Une lecture de La Divine Comédie (39)
Pécheurs morts de mort violente et repentis in extremis. Colloque avec Jacopo del Cassero. Bonconte da Montefeltro. La Pia.
(Dimanche de Pâques, de midi à 3 heures de l’après-midi).
Cela a été dit et répété : que Dante a failli, selon son propre jugement, mériter le sort des damnés éternels, auquel il a échappé in extremis grâce à l’intercession de l’Amour (Béatrice), de la Poésie ( son maître Virgile) et de son propre repentir.
Les tourbillonnants troupeaux qui se pressent, si l’on peut dire, au portillon du Purgatoire, regroupent les âmes semblablement rescapées de la damnation, dont le dernier regard s’est levé vers le ciel alors que leur corps mortel succombait aux pires violences.
Comme on l’a vu dans le chant précédent, l’accès au Purgatoire lui-même ne sera acquis, pour les âmes en question, qu’au terme d’une sorte de pré-lavage assorti d’une attente comptabilisée à proportion des fautes de chacun.
De ladite comptabilité, liée à l’idéologie de surveillance et punition filtrée par les Pères de l’Eglise et leur smala « universelle », l’on peut sourire aujourd’hui, même si l’aspect dramaturgique de tout ça reste une curiosité intéressante.
Mais si la Commedia est évidemment datée à cet égard, sauf pour les catholiques de stricte observance qui y trouvent toujours une sorte d’édifice apologétique utile à leur salut, elle continue de nous toucher, mécréants joyeux que nous sommes, par d’innombrables détails émouvants ou cocasses, historiquement référencés (ici, les« colloques » avec trois personnages connus de l’époque, morts de façon plus ou moins atroce), psychologiquement toujours plausibles ou poétiquement irradiants.
Ainsi, tout au début de ce chant dédié aux repentis de la dernière heure, relève-t-on ce trait typique de l’observation dantesque, où le détail « tout humain » fixe soudain l’attention du lecteur.
Plus précisément : après que l’ombre de Dante, qui vient d’être remarquée par les âmes incorporelles débarquées en ce lieu, a suscité l’étonnement et les questions de celles-ci à celui-là (Comment quoi ? Un vivant parmi nous ? Et comment ça ?), le poète, tout troublé, se trouve grondé par Virgile qui l’enjoint de presser le pas. Et Dante, alors, de piquer un fard !

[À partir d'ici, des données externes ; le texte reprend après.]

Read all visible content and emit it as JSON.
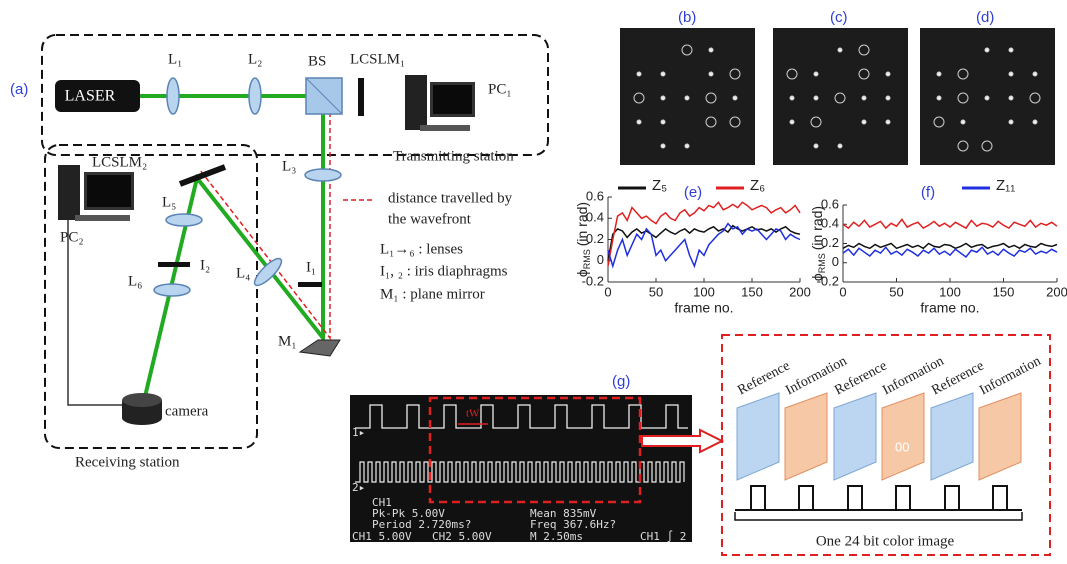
{
  "panel_labels": {
    "a": "(a)",
    "b": "(b)",
    "c": "(c)",
    "d": "(d)",
    "g": "(g)"
  },
  "setup": {
    "laser": "LASER",
    "L1": "L₁",
    "L2": "L₂",
    "BS": "BS",
    "LCSLM1": "LCSLM₁",
    "PC1": "PC₁",
    "transmitting": "Transmitting station",
    "L3": "L₃",
    "I1": "I₁",
    "M1": "M₁",
    "L4": "L₄",
    "LCSLM2": "LCSLM₂",
    "PC2": "PC₂",
    "L5": "L₅",
    "I2": "I₂",
    "L6": "L₆",
    "camera": "camera",
    "receiving": "Receiving station"
  },
  "legend": {
    "line1": "distance travelled by",
    "line2": "the wavefront",
    "lenses": "L₁→₆ : lenses",
    "iris": "I₁, ₂ : iris diaphragms",
    "mirror": "M₁ : plane mirror"
  },
  "chart_data": [
    {
      "type": "line",
      "title": "(e)",
      "xlabel": "frame no.",
      "ylabel": "ϕ",
      "ylabel_sub": "RMS",
      "ylabel_unit": "(in rad)",
      "x": [
        0,
        5,
        10,
        15,
        20,
        25,
        30,
        35,
        40,
        45,
        50,
        55,
        60,
        65,
        70,
        75,
        80,
        85,
        90,
        95,
        100,
        105,
        110,
        115,
        120,
        125,
        130,
        135,
        140,
        145,
        150,
        155,
        160,
        165,
        170,
        175,
        180,
        185,
        190,
        195,
        200
      ],
      "xlim": [
        0,
        200
      ],
      "xticks": [
        0,
        50,
        100,
        150,
        200
      ],
      "ylim": [
        -0.2,
        0.6
      ],
      "yticks": [
        -0.2,
        0,
        0.2,
        0.4,
        0.6
      ],
      "series": [
        {
          "name": "Z₅",
          "color": "#111111",
          "values": [
            0.0,
            0.25,
            0.3,
            0.28,
            0.22,
            0.27,
            0.3,
            0.26,
            0.28,
            0.25,
            0.22,
            0.26,
            0.3,
            0.27,
            0.25,
            0.28,
            0.3,
            0.26,
            0.3,
            0.28,
            0.27,
            0.3,
            0.32,
            0.28,
            0.3,
            0.27,
            0.33,
            0.3,
            0.28,
            0.3,
            0.32,
            0.29,
            0.3,
            0.28,
            0.3,
            0.27,
            0.3,
            0.32,
            0.28,
            0.26,
            0.25
          ]
        },
        {
          "name": "Z₆",
          "color": "#e02020",
          "values": [
            -0.05,
            0.2,
            0.42,
            0.45,
            0.38,
            0.5,
            0.45,
            0.4,
            0.42,
            0.38,
            0.35,
            0.42,
            0.45,
            0.4,
            0.38,
            0.45,
            0.48,
            0.42,
            0.45,
            0.5,
            0.47,
            0.52,
            0.5,
            0.55,
            0.48,
            0.5,
            0.53,
            0.5,
            0.55,
            0.52,
            0.48,
            0.5,
            0.52,
            0.5,
            0.45,
            0.48,
            0.5,
            0.45,
            0.48,
            0.52,
            0.45
          ]
        },
        {
          "color": "#1f2fe0",
          "values": [
            0.1,
            -0.05,
            0.1,
            0.2,
            0.05,
            0.15,
            0.25,
            0.2,
            0.3,
            0.25,
            0.05,
            0.1,
            0.0,
            0.05,
            0.1,
            0.15,
            0.2,
            0.05,
            -0.05,
            0.1,
            0.05,
            0.15,
            0.2,
            0.25,
            0.28,
            0.35,
            0.3,
            0.32,
            0.25,
            0.3,
            0.28,
            0.3,
            0.25,
            0.2,
            0.25,
            0.3,
            0.28,
            0.2,
            0.25,
            0.22,
            0.2
          ]
        }
      ]
    },
    {
      "type": "line",
      "title": "(f)",
      "xlabel": "frame no.",
      "ylabel": "ϕ",
      "ylabel_sub": "RMS",
      "ylabel_unit": "(in rad)",
      "x": [
        0,
        5,
        10,
        15,
        20,
        25,
        30,
        35,
        40,
        45,
        50,
        55,
        60,
        65,
        70,
        75,
        80,
        85,
        90,
        95,
        100,
        105,
        110,
        115,
        120,
        125,
        130,
        135,
        140,
        145,
        150,
        155,
        160,
        165,
        170,
        175,
        180,
        185,
        190,
        195,
        200
      ],
      "xlim": [
        0,
        200
      ],
      "xticks": [
        0,
        50,
        100,
        150,
        200
      ],
      "ylim": [
        -0.2,
        0.6
      ],
      "yticks": [
        -0.2,
        0,
        0.2,
        0.4,
        0.6
      ],
      "series": [
        {
          "color": "#e02020",
          "values": [
            0.4,
            0.36,
            0.42,
            0.38,
            0.44,
            0.37,
            0.4,
            0.43,
            0.36,
            0.41,
            0.38,
            0.45,
            0.37,
            0.4,
            0.42,
            0.36,
            0.39,
            0.43,
            0.38,
            0.41,
            0.37,
            0.42,
            0.39,
            0.36,
            0.44,
            0.38,
            0.41,
            0.4,
            0.37,
            0.43,
            0.39,
            0.36,
            0.42,
            0.4,
            0.38,
            0.44,
            0.37,
            0.41,
            0.39,
            0.42,
            0.38
          ]
        },
        {
          "color": "#111111",
          "values": [
            0.15,
            0.18,
            0.16,
            0.2,
            0.17,
            0.15,
            0.19,
            0.16,
            0.18,
            0.2,
            0.15,
            0.17,
            0.19,
            0.16,
            0.18,
            0.15,
            0.2,
            0.17,
            0.16,
            0.19,
            0.18,
            0.15,
            0.17,
            0.2,
            0.16,
            0.18,
            0.19,
            0.15,
            0.17,
            0.18,
            0.2,
            0.16,
            0.18,
            0.15,
            0.19,
            0.17,
            0.16,
            0.2,
            0.18,
            0.17,
            0.19
          ]
        },
        {
          "name": "Z₁₁",
          "color": "#1f2fe0",
          "values": [
            0.1,
            0.14,
            0.08,
            0.15,
            0.11,
            0.07,
            0.13,
            0.1,
            0.16,
            0.09,
            0.12,
            0.08,
            0.14,
            0.11,
            0.07,
            0.13,
            0.1,
            0.15,
            0.09,
            0.12,
            0.08,
            0.14,
            0.1,
            0.06,
            0.13,
            0.11,
            0.16,
            0.09,
            0.12,
            0.08,
            0.14,
            0.1,
            0.07,
            0.13,
            0.11,
            0.15,
            0.09,
            0.12,
            0.1,
            0.14,
            0.11
          ]
        }
      ]
    }
  ],
  "oscilloscope": {
    "tw": "tW",
    "ch1_marker": "1▸",
    "ch2_marker": "2▸",
    "ch": "CH1",
    "pkpk": "Pk-Pk 5.00V",
    "period": "Period 2.720ms?",
    "mean": "Mean 835mV",
    "freq": "Freq 367.6Hz?",
    "ch1_scale": "CH1  5.00V",
    "ch2_scale": "CH2  5.00V",
    "timebase": "M 2.50ms",
    "trigger": "CH1 ∫ 2"
  },
  "encoding": {
    "labels": [
      "Reference",
      "Information",
      "Reference",
      "Information",
      "Reference",
      "Information"
    ],
    "stray": "00",
    "caption": "One 24 bit color image"
  }
}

Ce qui donne en v.o. d’époque:
« Che potea io ridir, se non « Io vegno » ?
Dissilo , alquanto del color consperso
che fa l’uom di perdon talvolta degno ».
Dûment traduit par dame Risset :
« Que pouvais-je dire sinon : « je viens » ?
Je le dis, couvert un peu de la couleur
Qui nous rend parfois dignes de pardon. »
Dante, Le Purgatoire. Traduction et préface de Jacqueline Risset. Flammarion GF.